The perpetual progress made in the world of technology has spurred on a number of changes throughout the economy. On the one hand, chief information officers are able to implement more and more advanced solutions, which help bring their businesses to the next level in terms of competitiveness. On the other hand, the only way that IT departments are capable of leveraging these tools is by having the talent to support them, of which there is a growing shortfall. Although American CIOs may be feeling the pressure resulting from this skills gap dilemma, they should know that they are not the only ones. Companies in countries around the world are under the same gun, and different governmental bodies are taking action to address the problem.
U.K. encounters same skills issues
Right across the pond, the U.K. economy is encountering the same issues when it comes to supplying businesses on the brink of booming the highly skilled IT professionals that they need. Industry and government officials alike are worried that this lack of talent could inhibit the nations’ financial success, leaving them behind as other countries continue to charge fulls team ahead. MicroScope reported that the Confederation of British Industry, for instance, has been speaking out and campaigning for universities to reduce the tuition for courses in science, engineering and IT.
“Growth and jobs in the future will depend on the U.K. having a workforce that can exploit new technologies and discoveries. The growing skills vacuum is threatening the recovery, as demand from firms is outstripping supply,” said Katja Hall, CBI chief policy director, according to MicroScope.
Mark Brown, director of information security at EY, supported the CBI and voiced the same concerns when it comes to the IT skills shortage that appears to be affecting the country more and more over time. He explained that the while the number of U.K. graduates earning degrees in STEM fields has significantly decreased since the 1990s, there is a spike in young professionals coming from developing countries, such as India and China, who are acquiring training in invaluable tech fields. As a result, officials throughout the European nations are worried that their economy may soon start lagging in comparison to emerging markets because it won’t have enough skilled manpower to meet the IT demand of advancing companies.
By cutting the costs associated with courses in STEM topics, individuals throughout the U.K. hope to encourage more students to pursue these fields. With more graduates cultivating critical tech skills, these countries plan to bridge the gap and be more economically competitive.
Germany has got it down
While some nations around the world may be struggling to place professionals with invaluable IT talent in the positions they need, Germany seems to be suffering considerably less than others, according to NPR. For the most part, countries are lacking the middle manpower required to complete supportive tech tasks, but Germany has managed to mitigate this problem through the structure of its school system.
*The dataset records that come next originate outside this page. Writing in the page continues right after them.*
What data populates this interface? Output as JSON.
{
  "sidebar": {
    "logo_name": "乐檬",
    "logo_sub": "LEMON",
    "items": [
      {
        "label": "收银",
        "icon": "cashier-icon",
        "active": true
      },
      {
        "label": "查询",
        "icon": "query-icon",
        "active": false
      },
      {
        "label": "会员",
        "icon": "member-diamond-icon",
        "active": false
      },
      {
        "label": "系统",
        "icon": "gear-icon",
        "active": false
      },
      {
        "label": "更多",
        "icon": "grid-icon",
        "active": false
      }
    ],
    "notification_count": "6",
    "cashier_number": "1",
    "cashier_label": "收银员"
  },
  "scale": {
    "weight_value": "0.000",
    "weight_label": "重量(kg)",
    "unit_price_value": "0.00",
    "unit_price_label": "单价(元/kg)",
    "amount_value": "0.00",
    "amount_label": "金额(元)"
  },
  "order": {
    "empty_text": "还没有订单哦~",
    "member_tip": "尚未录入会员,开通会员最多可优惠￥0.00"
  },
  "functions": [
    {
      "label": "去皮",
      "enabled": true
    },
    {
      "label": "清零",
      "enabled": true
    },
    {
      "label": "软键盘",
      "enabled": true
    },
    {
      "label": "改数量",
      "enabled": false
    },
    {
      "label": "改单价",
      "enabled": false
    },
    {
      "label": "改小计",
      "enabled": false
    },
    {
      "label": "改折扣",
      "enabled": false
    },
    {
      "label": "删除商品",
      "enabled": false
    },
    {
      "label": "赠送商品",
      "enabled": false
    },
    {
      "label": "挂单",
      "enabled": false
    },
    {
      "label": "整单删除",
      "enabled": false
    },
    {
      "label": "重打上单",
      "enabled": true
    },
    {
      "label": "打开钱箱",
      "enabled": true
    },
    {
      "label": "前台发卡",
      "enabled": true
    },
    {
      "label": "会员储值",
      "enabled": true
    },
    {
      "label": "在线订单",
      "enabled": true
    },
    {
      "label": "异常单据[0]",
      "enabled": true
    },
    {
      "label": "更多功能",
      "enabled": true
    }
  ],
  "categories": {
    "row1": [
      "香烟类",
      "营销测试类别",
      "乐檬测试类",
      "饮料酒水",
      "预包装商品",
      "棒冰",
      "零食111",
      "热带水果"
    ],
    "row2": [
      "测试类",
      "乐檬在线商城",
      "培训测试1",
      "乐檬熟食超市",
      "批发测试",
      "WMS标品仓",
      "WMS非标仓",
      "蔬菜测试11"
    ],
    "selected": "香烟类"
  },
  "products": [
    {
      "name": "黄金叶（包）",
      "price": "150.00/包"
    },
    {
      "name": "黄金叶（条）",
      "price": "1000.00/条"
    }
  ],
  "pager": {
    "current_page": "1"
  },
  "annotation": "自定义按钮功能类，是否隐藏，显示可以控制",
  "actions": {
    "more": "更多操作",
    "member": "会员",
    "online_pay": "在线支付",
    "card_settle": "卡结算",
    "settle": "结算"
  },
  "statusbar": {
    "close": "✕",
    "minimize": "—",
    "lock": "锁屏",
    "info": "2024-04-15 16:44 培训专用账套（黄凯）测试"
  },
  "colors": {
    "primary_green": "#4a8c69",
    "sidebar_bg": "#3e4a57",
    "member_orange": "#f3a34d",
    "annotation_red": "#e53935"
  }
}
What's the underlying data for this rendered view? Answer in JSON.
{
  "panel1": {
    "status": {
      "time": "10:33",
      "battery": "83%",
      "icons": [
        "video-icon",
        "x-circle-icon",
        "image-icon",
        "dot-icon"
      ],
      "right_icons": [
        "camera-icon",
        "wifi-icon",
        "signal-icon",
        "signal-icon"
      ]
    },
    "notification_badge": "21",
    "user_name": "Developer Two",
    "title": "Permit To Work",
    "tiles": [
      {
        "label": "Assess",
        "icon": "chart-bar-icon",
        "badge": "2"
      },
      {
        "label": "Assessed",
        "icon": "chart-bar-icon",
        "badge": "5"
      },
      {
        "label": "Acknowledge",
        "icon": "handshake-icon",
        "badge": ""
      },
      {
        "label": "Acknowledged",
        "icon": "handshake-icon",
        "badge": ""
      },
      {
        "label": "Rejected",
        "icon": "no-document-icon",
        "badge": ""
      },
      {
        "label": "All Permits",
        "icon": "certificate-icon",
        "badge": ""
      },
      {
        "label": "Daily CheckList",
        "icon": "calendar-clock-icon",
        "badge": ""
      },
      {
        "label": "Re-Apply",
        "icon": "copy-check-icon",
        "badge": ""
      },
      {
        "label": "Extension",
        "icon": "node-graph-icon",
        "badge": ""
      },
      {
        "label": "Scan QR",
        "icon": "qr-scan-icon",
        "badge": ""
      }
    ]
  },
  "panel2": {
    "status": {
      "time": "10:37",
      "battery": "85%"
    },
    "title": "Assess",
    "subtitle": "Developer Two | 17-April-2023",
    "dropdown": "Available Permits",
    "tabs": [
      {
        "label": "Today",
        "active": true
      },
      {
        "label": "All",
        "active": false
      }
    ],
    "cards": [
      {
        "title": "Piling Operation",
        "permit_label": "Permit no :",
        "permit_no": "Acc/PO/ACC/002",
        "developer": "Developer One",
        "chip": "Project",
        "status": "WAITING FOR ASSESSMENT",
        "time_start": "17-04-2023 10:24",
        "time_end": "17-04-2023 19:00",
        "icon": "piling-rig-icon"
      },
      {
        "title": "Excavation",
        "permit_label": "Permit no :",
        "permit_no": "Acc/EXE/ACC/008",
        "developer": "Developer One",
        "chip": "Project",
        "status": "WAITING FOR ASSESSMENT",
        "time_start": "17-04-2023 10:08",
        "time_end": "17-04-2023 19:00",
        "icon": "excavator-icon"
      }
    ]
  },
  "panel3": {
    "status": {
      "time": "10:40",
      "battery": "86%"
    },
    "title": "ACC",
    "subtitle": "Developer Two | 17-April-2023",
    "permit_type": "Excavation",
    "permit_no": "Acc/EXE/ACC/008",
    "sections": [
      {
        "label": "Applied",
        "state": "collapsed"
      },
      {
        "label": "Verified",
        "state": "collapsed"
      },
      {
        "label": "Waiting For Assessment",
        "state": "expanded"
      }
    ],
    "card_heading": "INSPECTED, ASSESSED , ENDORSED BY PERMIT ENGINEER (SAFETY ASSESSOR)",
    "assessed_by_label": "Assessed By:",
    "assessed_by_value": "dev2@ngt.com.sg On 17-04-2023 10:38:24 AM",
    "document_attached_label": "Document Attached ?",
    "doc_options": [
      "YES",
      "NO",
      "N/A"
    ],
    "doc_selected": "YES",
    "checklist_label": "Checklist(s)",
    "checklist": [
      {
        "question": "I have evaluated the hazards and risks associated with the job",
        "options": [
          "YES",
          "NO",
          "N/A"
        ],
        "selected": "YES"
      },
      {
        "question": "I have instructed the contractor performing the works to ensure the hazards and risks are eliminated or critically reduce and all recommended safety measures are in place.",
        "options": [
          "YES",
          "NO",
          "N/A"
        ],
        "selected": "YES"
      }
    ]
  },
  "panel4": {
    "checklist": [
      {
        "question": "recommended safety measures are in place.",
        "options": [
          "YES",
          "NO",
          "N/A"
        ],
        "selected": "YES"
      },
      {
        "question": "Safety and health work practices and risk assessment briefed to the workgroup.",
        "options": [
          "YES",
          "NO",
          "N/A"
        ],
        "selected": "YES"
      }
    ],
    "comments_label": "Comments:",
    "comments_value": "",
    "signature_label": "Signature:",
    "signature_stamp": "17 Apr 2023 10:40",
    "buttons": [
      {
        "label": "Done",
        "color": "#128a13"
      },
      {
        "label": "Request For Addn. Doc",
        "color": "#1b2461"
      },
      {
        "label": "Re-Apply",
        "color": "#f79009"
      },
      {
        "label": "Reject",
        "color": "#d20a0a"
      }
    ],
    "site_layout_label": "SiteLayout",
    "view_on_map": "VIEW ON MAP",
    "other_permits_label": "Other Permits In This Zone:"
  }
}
Students are selected to pursue different tracks based on their competencies, ensuring that growing industries will have access to the skilled labor they need. Americans could learn a thing or two from this system, as they scramble to bridge the skills gap.
“It’s pretty much that middle gap [in the U.S.],” said Martina Stellmaszek, spokeswoman for the German American Chamber of Commerce in Atlanta. “They have no problems finding engineers – there are great engineers in the United States – or really very low-qualified jobs – there is also no problem filling that. But it’s really that middle segment where in Germany, we have the vocational training system to exactly train for that.”
Germany’s method guarantees not only the proper supply of IT talent, but also that there is a high degree of consistency in terms of competency among job candidates.
“If you have a certificate that you’re an electrician, it doesn’t matter if you do it in Hamburg or Berlin,” Stellmaszek explained. “Companies know what they get.”
However, this is not the case in the U.S. Stellmaszek explained that with American businesses, “you don’t really know what you get. If someone tells you they’re an electrician, they could have just exchanged light bulbs at an amusement park or they could have worked, maybe, at complex problems.”
As a result, U.S. CIOs may have an especially difficult time pinning down the IT professionals they need. If efforts similar to those in Germany were made, this issue could be less severe.